Ms Dalziel has also referred to the growth in New Zealand's capital markets following greater securities market regulation, seemingly unaware that the market capitalisation of listed companies has fallen from 54% of GDP in 1996 to 44% today, according to the New Zealand Herald. Further costly intervention in capital markets is in prospect with the KiwiSaver Bill now before parliament.
Ms Dalziel is aware that the review starts from a low base of credibility with business. Her own Small Business Advisory Group gave her a 5.3 out of 10 score for the government's response to its first report.
The government has rejected its most important recommendation, a 90-day probation period for new employees, at a time when the Australian government has scrapped so-called unfair dismissal laws altogether for small and medium-sized businesses.
And charging the Ministry of Economic Development to lead the review is hardly a good augury. It has been responsible for many of the poor regulatory impact statements, and did not produce one on unbundling.

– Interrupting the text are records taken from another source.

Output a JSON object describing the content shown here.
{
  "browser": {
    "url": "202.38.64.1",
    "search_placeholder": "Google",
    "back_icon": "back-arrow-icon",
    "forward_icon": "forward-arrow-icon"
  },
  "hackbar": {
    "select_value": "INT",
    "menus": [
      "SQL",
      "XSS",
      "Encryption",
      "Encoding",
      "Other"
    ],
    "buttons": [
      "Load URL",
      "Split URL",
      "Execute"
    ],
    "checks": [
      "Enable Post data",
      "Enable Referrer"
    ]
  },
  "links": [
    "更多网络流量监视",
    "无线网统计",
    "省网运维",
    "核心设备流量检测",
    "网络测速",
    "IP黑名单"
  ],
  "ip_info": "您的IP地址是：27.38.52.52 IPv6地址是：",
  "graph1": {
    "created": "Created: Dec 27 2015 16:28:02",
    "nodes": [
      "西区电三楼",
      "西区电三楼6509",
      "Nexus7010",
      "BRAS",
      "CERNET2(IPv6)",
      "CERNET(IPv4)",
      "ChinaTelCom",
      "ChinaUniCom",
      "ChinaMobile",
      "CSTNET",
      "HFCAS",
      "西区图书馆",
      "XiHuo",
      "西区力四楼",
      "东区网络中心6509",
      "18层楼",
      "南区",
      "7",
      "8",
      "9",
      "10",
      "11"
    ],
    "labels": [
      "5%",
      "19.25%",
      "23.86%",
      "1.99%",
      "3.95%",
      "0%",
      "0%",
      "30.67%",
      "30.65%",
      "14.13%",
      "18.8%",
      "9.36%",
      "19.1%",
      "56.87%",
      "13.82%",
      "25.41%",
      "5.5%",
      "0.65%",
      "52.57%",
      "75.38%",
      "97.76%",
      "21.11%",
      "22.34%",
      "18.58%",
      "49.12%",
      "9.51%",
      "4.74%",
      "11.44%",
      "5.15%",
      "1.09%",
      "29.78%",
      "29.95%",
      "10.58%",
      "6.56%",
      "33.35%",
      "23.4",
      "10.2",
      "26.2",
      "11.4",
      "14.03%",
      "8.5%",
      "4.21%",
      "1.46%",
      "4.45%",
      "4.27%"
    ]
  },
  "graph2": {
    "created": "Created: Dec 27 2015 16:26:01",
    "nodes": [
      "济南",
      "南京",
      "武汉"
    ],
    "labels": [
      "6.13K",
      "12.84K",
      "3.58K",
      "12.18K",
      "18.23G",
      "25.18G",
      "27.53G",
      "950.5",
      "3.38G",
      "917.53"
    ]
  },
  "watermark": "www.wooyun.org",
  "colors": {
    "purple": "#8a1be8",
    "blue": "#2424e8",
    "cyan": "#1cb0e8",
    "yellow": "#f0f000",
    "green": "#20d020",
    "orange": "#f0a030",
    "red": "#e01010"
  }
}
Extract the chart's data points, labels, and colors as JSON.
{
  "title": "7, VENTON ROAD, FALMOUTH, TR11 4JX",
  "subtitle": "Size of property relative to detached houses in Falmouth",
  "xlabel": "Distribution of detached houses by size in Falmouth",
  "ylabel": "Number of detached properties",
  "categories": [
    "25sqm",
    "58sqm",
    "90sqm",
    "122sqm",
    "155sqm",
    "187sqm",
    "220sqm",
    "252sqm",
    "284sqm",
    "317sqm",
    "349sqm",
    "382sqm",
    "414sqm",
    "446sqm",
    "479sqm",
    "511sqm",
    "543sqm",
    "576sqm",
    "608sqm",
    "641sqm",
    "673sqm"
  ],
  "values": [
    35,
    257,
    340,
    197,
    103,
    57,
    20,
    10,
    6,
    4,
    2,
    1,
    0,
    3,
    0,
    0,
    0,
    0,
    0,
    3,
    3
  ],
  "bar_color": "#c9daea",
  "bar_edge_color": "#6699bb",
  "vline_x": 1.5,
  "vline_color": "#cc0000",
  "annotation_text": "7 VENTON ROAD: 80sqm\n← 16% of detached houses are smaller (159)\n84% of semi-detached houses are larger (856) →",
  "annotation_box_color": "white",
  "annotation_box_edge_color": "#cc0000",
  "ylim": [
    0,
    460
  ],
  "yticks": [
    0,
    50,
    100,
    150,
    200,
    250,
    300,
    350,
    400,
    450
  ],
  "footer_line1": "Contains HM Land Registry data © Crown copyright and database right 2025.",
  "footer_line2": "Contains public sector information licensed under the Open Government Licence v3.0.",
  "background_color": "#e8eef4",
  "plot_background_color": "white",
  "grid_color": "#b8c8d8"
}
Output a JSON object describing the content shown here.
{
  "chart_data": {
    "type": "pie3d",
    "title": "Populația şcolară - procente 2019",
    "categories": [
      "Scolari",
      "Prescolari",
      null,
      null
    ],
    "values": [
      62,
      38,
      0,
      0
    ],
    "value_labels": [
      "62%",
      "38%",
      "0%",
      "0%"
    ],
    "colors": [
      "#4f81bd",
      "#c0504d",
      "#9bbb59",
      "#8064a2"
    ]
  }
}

So, while welcoming the review, the business community will need convincing that the government is serious.
Perhaps a first step to give it reassurance would be to appoint Roderick Deane to head an independent group to oversee the task. Another would be to look at the possibility of using the Productivity Commission to audit regulatory impact statements, as it does in Australia.
And if the government genuinely wants to engage with business, it should consider the top priority for regulatory reform of many business organisations, namely the enactment of a constitutional-type regulatory responsibility act to discipline regulatory policy making.
Roger Kerr is the executive director of the New Zealand Business Roundtable.